Even when Vertical Headers are present, a top horizontal header row can still be introduced to mark the headers themselves as descriptions / categories.
Staying true, to the core need for autodetection of headers, we can state that once our requirement states that Headers can be placed only in a horizontal alignment, the solution becomes slightly more tractable but not fully so.
Some cells are merged to make room for a specific header.
Merging cells is poison and anathema to the entire reason for transformation/upload of data. This is a pill I steadfastly have refused to take in my entire career with Excel & SQL jugglery. You may kindly merge all that you want to for all I care, however thee shall not pass into my beloved SQL Server.
For aforementioned reasons of prejudice and ill-will towards all mergers and mergees alike. I'd respectfully suggest that you too take this course.
Solution
Staying true to the above requirements after taking away the 2 freedoms. The pseudo algorithm (solution) is to
Take a sample of say c x r Excel Rows. For eg: 200 x 201 rows and columns
Find the counts of non-empty cells using an inbuilt formula like COUNTA whose contents have a non-zero length. The Count of such non-empty cells in each row is maintained as a data structure.

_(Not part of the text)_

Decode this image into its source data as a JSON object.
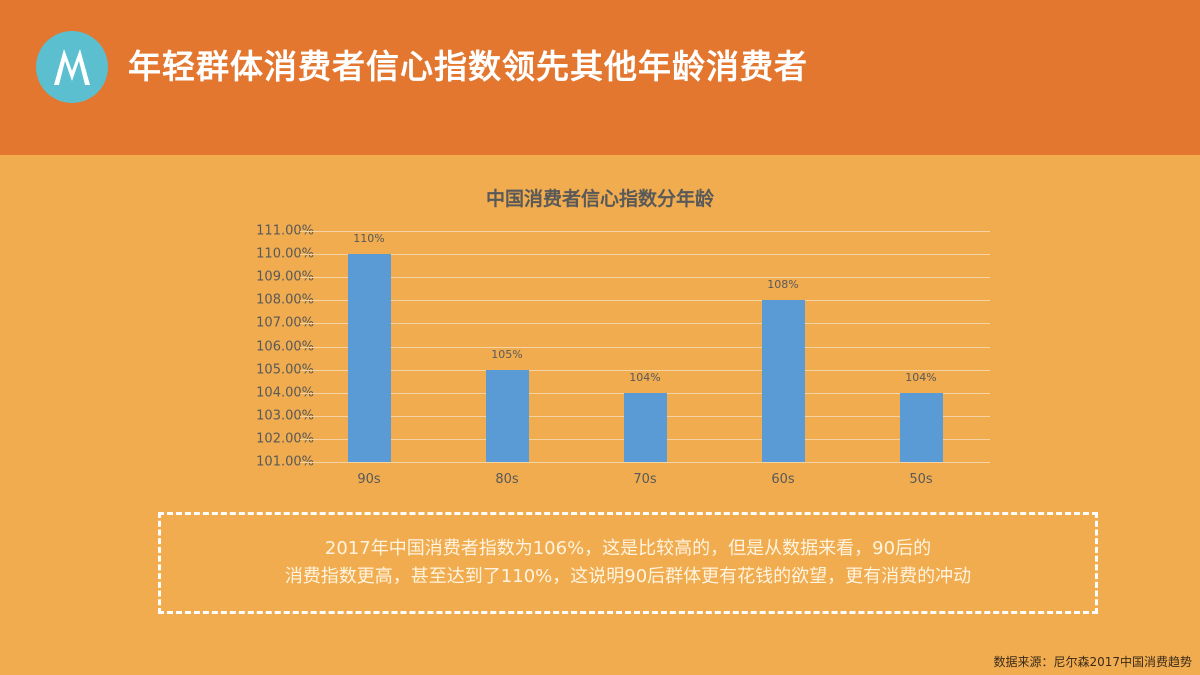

The type of data ie:- Number, Date, String should also be maintained in the above data structure capable of expressing the following:
Row# 22 contains
30 non-empty cells of which
28 are alphanumeric,
1 is a Date and
1 is a Number.
The First specific row that contains the maximum number of such non empty cells with the maximum number of strings should very likely be the header row.
Converting all of the above to a specific algorithm in any given language should be a deliciously occupying task for any young developer in their prime.